This is not an easy, or relaxing book to read. Having read Mao's, the untold story, I was fascinated to read this, a first hand account by someone who had access to all the reports, many of which were falsified, to curry favour with Mao. The book certainly leaves one in no doubt that the famine was caused entirely by the dictator, who had little regard for human life. The author was a member of the 'elite', so was in a prime position for gathering the information, which forms the basis of this long and harrowing read. The sheer weight of the book makes it difficult to read for long stretches of time, and the atrocities described there left me in tears at times.
M**E
Mao's terror
An account of a period that would be unbelievable if it were not now well established fact.

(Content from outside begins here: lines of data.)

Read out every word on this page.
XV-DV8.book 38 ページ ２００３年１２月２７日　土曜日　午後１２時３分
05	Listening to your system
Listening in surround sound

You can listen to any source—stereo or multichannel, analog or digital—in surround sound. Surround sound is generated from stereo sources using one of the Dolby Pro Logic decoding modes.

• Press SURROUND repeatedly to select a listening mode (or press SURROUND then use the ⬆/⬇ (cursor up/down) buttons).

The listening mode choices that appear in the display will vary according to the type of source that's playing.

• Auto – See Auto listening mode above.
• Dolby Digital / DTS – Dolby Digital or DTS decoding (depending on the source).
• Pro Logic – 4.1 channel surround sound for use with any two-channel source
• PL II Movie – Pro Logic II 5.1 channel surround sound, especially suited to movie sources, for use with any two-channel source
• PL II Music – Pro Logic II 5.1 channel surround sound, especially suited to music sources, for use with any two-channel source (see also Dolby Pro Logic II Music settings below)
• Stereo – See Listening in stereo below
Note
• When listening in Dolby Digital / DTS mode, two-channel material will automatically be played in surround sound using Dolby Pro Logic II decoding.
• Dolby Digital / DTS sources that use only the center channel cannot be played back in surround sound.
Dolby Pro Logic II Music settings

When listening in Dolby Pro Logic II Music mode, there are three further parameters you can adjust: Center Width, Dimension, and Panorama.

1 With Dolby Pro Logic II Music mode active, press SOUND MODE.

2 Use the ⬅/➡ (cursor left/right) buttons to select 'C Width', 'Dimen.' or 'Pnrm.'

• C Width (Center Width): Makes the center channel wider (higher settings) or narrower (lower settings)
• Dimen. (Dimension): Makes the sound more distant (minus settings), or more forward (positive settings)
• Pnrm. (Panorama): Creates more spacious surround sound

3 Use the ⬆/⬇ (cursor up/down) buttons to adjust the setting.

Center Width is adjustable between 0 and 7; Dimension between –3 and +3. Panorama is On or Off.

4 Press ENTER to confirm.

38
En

I defy anyone to read this book and still consider Mao to have anything to commend him as a human being. The book itself is at times heavy going; too much detail and western unfamiliarity with Chinese names make following the narrative at times difficult. However, I recommend that a reader persevere, but expect bad dreams!
J**Y
This is grim reading but a must
One of the more graphic accounts I have read. Very detailed and shows the real horrors of Mao's powers to try to prove his worth.sometimes you feel you are just reading a list of notes with facts but the real truth comes across very quickly in this fascinating book.
F**B
An interesting book of survival
A history lesson. Amazing stories of what people do to survive. This is a good read but it's obviously not a light read.